I’ll also try making ajvar,  which sounds like hummus mixed with ground spicy red peppers, but I’ll use South African Peppadew spicy peppers because they are spectacular.

There are a couple that I’ve encountered on my travels which I wish were staples Over Here.

One of my all-time favorite imported meals happens to be poutines, from Canuckistan, but only one place around here makes them properly (the Holy Grail pub in Plano).  I must have eaten poutines at least twice a day when driving back from Montreal to Detroit, along with Tim Horton’s coffee to wash them down.

Another is Viennese Sachertorte which, having had some in meine schones Wien, would kill me if I could find it here because aaaaargh it’s luvverly.

Over Here, we’d call it “death by chocolate”, because it really is.

There are a few others, but I think they would be best enjoyed in their home countries (e.g. pisco sours in Chile and Welsh rarebit in Britishland).  Of Wadworth 6X and Greggs sausage rolls we will not speak.

And so, Gentle Readers:  tell me about your favorite furrin dishes, in Comments.

It’s The Cost, Stupid

From some source or another SOTI:

It’s been a rocky year for the restaurant industry, with rising costs due to inflation and changing consumer habits driving a slew of chains with household names into Chapter 11 bankruptcy. According to those who follow the industry, there is no definable silver lining ahead for an industry in deep trouble.

Have to agree with this, because it’s a well-known fact that once food prices go up, they never come down again.

Last Sunday New Wife and I took a little trip to Sherman TX (a.k.a. the last exit off the highway before you get to Oklahoma) for a little antique / bargain shopping.  (I know, I know;  to most men, “antiquing” is just another term for “strap the rat cage to my face”, but I don’t mind it because New Wife and I have very similar tastes when it comes to shopping, and she is a fanatical scrimper  when it comes to this kind of thing.)

Anyway:  Sherman is not in the middle of nowhere, but you can certainly see Nowhere from the town square.  One would expect a small town to have small-town prices, and indeed, the wares are the antique mall were very reasonable.  (Not that we bought anything, but still.)

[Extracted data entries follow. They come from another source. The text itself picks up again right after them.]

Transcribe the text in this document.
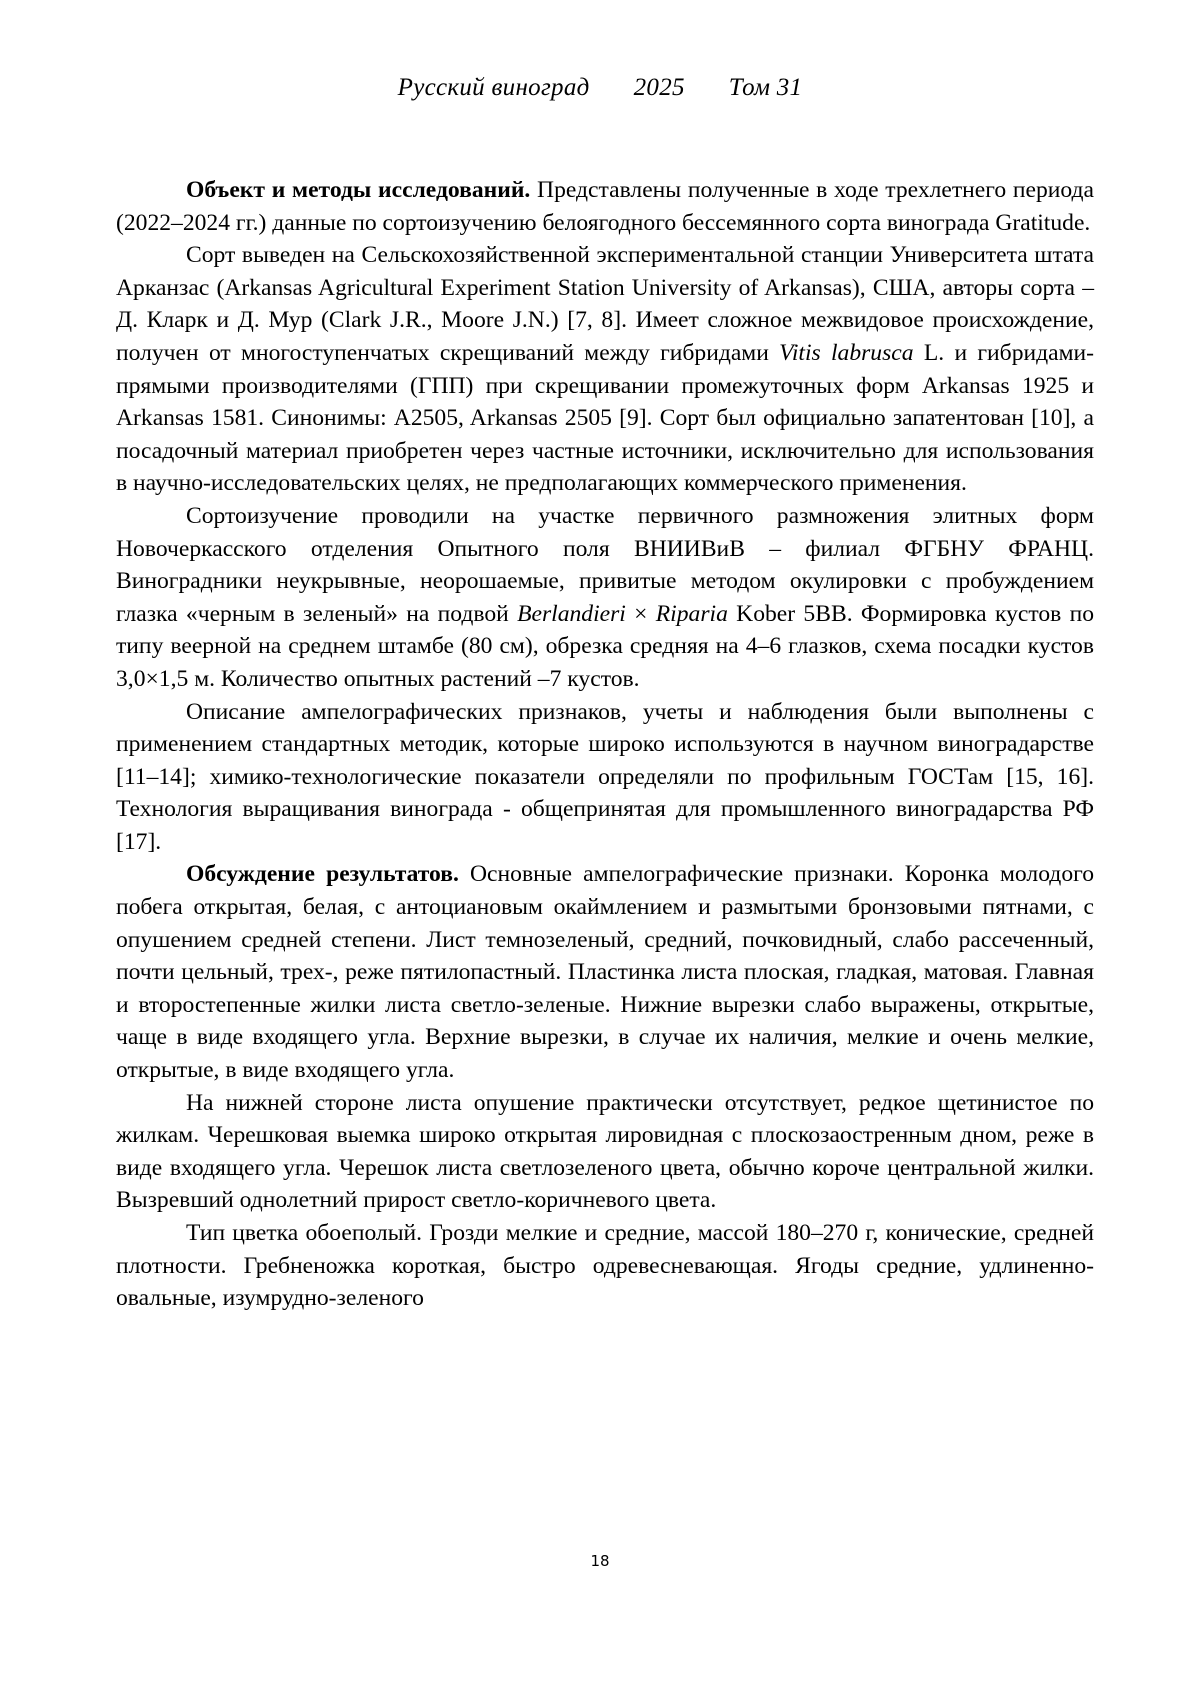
Русский виноград 2025 Том 31

Объект и методы исследований. Представлены полученные в ходе трехлетнего периода (2022–2024 гг.) данные по сортоизучению белоягодного бессемянного сорта винограда Gratitude.

Сорт выведен на Сельскохозяйственной экспериментальной станции Университета штата Арканзас (Arkansas Agricultural Experiment Station Univer­si­ty of Arkansas), США, авторы сорта – Д. Кларк и Д. Мур (Clark J.R., Moore J.N.) [7, 8]. Имеет сложное межвидовое происхождение, получен от многоступенчатых скрещиваний между гибридами Vitis labrusca L. и гибридами-прямыми производителями (ГПП) при скрещивании промежуточных форм Arkansas 1925 и Arkansas 1581. Синонимы: A2505, Arkansas 2505 [9]. Сорт был официально запатентован [10], а посадочный материал приобретен через частные источники, исключительно для использования в научно-исследовательских целях, не предполагающих коммерческого применения.

Сортоизучение проводили на участке первичного размножения элитных форм Новочеркасского отделения Опытного поля ВНИИВиВ – филиал ФГБНУ ФРАНЦ. Виноградники неукрывные, неорошаемые, привитые методом окулировки с пробуждением глазка «черным в зеленый» на подвой Berlandieri × Riparia Kober 5BB. Формировка кустов по типу веерной на среднем штамбе (80 см), обрезка средняя на 4–6 глазков, схема посадки кустов 3,0×1,5 м. Количество опытных растений –7 кустов.

Описание ампелографических признаков, учеты и наблюдения были выполнены с применением стандартных методик, которые широко используются в научном виноградарстве [11–14]; химико-технологические показатели определяли по профильным ГОСТам [15, 16]. Технология выращивания винограда - общепринятая для промышленного виноградарства РФ [17].

Обсуждение результатов. Основные ампелографические признаки. Коронка молодого побега открытая, белая, с антоциановым окаймлением и размытыми бронзовыми пятнами, с опушением средней степени. Лист темно­зеленый, средний, почковидный, слабо рассеченный, почти цельный, трех-, реже пятилопастный. Пластинка листа плоская, гладкая, матовая. Главная и второстепенные жилки листа светло-зеленые. Нижние вырезки слабо выражены, открытые, чаще в виде входящего угла. Верхние вырезки, в случае их наличия, мелкие и очень мелкие, открытые, в виде входящего угла.

На нижней стороне листа опушение практически отсутствует, редкое щетинистое по жилкам. Черешковая выемка широко открытая лировидная с плоскозаостренным дном, реже в виде входящего угла. Черешок листа светло­зеленого цвета, обычно короче центральной жилки. Вызревший однолетний прирост светло-коричневого цвета.

Тип цветка обоеполый. Грозди мелкие и средние, массой 180–270 г, конические, средней плотности. Гребненожка короткая, быстро одревесневающая. Ягоды средние, удлиненно-овальные, изумрудно-зеленого

18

On the other hand, it was when we went out for lunch that the shock hit home.

You see, I’m in charge of the grocery shopping chez  du Toit, so I’m accustomed to the price increases in food — I’ve ranted about it often enough on these pages — and I’ll be honest and say that we haven’t eaten “out” in about four months, other than the occasional takeout order of fries from Sonic and the like.

So we treated ourselves to a small BBQ lunch at the Cackle & Oink [sic], a nice little place just north of town.  Modest premises, hometown feel, lots of locals inside… you know the drill.

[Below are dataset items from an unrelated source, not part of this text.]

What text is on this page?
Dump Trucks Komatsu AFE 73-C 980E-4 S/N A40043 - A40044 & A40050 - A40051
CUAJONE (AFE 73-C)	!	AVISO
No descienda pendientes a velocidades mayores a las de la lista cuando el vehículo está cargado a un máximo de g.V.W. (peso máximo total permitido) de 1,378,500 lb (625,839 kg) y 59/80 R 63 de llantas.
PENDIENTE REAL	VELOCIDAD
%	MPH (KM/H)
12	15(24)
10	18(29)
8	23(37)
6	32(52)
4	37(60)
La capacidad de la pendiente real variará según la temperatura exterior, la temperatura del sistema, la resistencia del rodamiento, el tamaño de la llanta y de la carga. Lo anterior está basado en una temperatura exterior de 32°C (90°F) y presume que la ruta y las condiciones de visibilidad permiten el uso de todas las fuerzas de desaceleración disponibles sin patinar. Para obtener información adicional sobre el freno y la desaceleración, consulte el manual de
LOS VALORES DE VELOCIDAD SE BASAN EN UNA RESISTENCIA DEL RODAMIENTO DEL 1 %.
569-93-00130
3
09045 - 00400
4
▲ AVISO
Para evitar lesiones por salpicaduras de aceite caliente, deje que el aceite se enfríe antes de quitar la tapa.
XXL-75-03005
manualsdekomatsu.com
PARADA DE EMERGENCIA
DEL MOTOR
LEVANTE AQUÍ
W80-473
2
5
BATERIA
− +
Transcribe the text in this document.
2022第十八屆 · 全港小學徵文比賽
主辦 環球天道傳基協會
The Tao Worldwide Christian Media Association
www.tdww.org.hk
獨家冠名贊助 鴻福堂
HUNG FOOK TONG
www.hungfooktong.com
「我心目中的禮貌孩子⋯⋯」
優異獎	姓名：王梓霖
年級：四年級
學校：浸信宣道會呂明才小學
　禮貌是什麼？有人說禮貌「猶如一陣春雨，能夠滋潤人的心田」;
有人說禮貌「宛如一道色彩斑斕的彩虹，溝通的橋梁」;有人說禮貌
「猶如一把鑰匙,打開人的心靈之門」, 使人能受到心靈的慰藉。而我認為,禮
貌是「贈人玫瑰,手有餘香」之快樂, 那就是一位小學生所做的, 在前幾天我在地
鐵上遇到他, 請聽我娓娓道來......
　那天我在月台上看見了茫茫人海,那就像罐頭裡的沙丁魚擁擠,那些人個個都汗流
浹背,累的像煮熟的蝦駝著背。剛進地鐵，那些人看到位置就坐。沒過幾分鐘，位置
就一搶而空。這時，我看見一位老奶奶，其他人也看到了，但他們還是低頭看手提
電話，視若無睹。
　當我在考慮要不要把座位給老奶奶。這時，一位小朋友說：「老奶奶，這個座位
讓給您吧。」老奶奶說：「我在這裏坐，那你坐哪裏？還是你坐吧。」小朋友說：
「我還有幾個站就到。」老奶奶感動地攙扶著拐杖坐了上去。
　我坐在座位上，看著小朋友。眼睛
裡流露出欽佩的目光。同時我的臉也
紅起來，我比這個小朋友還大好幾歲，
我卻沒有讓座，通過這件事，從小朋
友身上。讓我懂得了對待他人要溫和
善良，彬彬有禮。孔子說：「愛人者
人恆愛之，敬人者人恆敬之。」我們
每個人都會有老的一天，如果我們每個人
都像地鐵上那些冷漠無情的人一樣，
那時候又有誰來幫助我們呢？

And two small meals with iced tea came to over $50.

I nearly passed out.

Look, BBQ has always been kinda spendy, I know.  But in the past, a small order of ribs and brisket (our normal fare) seldom ran over $30, or maybe a tad over with the tip.  But $50???

Somebody told me the other day that two burgers at Five Guys now costs in the region of $40, and I couldn’t believe them.  Now, I do.

It just means that we’ll be eating at home in the future, and if my prognosis about food prices is indeed true, we’ll never be eating out again.  What a lovely prospect (and just when we were beginning to claw ourselves out of our recent abject poverty, too).

And for restaurants, the prospects will be similarly gloomy, you betcha.

I don’t know what could possibly avert this situation.  Maybe a Trump election would help, in that some sanity will be restored and inflation tamed, but somehow I doubt it.